In 2010, Martin Sheen and his son Emilio Estevez heightened awareness, particularly in the United States, of the pilgrimage with their fictional, yet inspiring film by the same title.
Recently, when I was in Adare, Co. Limerick, I ducked into the cool interior of one of my favourite churches in Ireland, Holy Trinity Church. Centrally situated on the main street, it is a stunning 14th century grey stone structure with simple yet elegant lines. On this visit, I was immediately intrigued when I spotted a cone-shaped, bronze sculpture tucked into a corner at the back of the church.
On first glance it reminded me of the Sorting Hat of Harry Potter fame, so, curious as to why something pertaining to Harry Potter would be in the church, I had to appease my curiosity by getting a closer look.
It was clearly NOT a Sorting Hat.
However, due to the title The Way, my next assumption was to associate it somehow with the now famous Pilgrimage route.

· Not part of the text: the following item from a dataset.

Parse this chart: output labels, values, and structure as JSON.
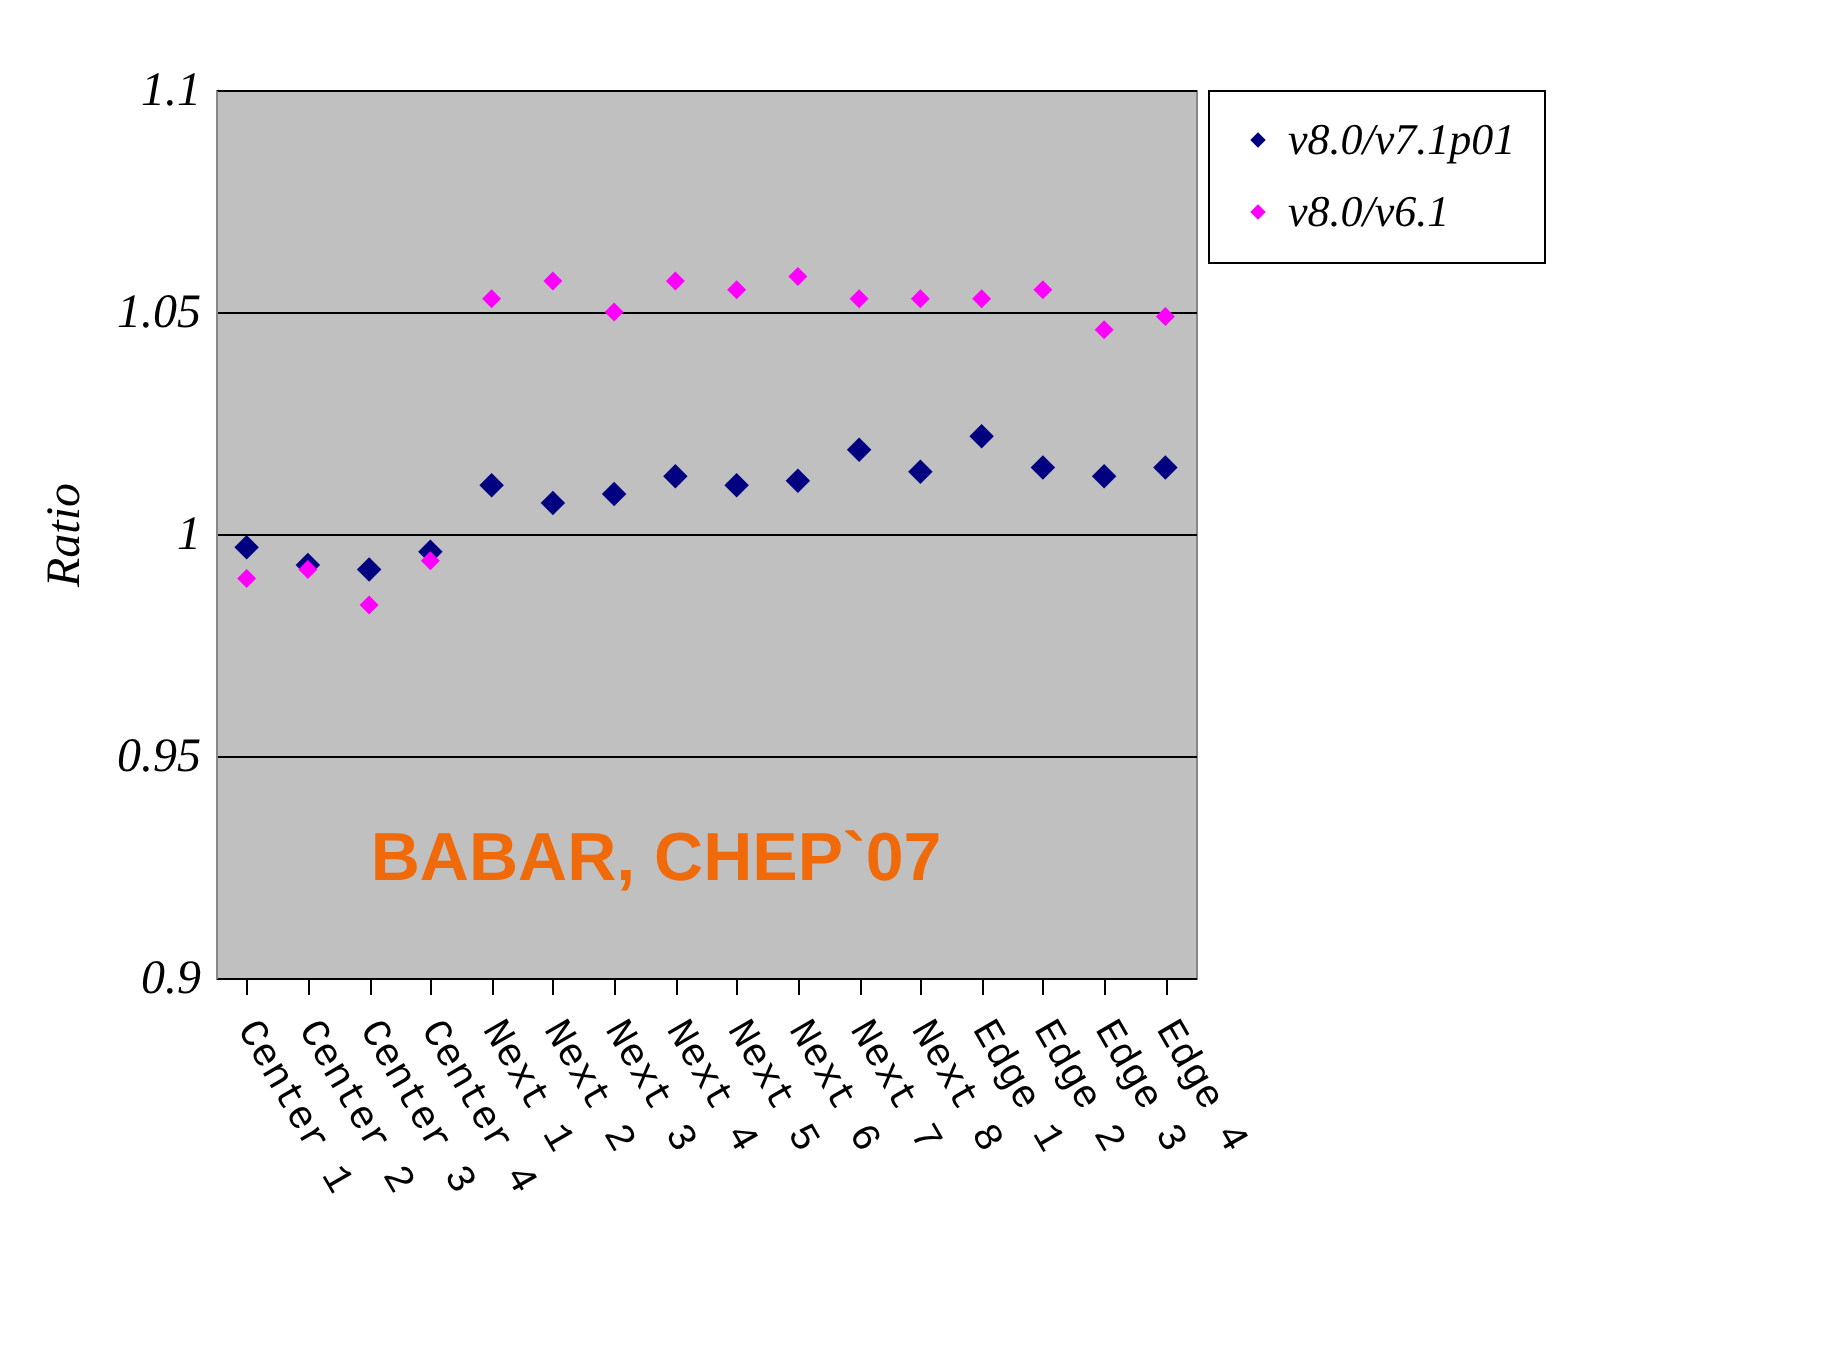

The popularity of the Camino has grown immensely in Ireland as well. Wrong again. Despite the title, the fascinating sculpture had nothing at all to do with the Camino de Santiago.
Approximately two feet high, its conical shape represents the hill of Jerusalem. There, the sculptor, John Blakely, obtained a 5 million-year-old piece of marble excavated from the city walls. It is one of only three such stones to have been taken out of Jerusalem adding to the unique nature of this bas relief. The marble stone is embedded near the top of the bronze sculpture, which is actually a representation of a staircase and path leading through the city of Jerusalem, a path which Jesus would likely have used.
So in a manner of speaking, the Camino de Santiago and the Irish Sculpture are related. Pilgrims making their way to Santiago de Compostela often make reference to Jesus’ words, “I am the way, the truth and the life”. Or perhaps it is just me – I seem to find correlations to the Camino de Santiago in many strange places.
Nonetheless, this piece is one of many treasures found in Holy Trinity Church. When visiting Adare, with all there is to do and see, it is easy to overlook this beautiful church. Don’t.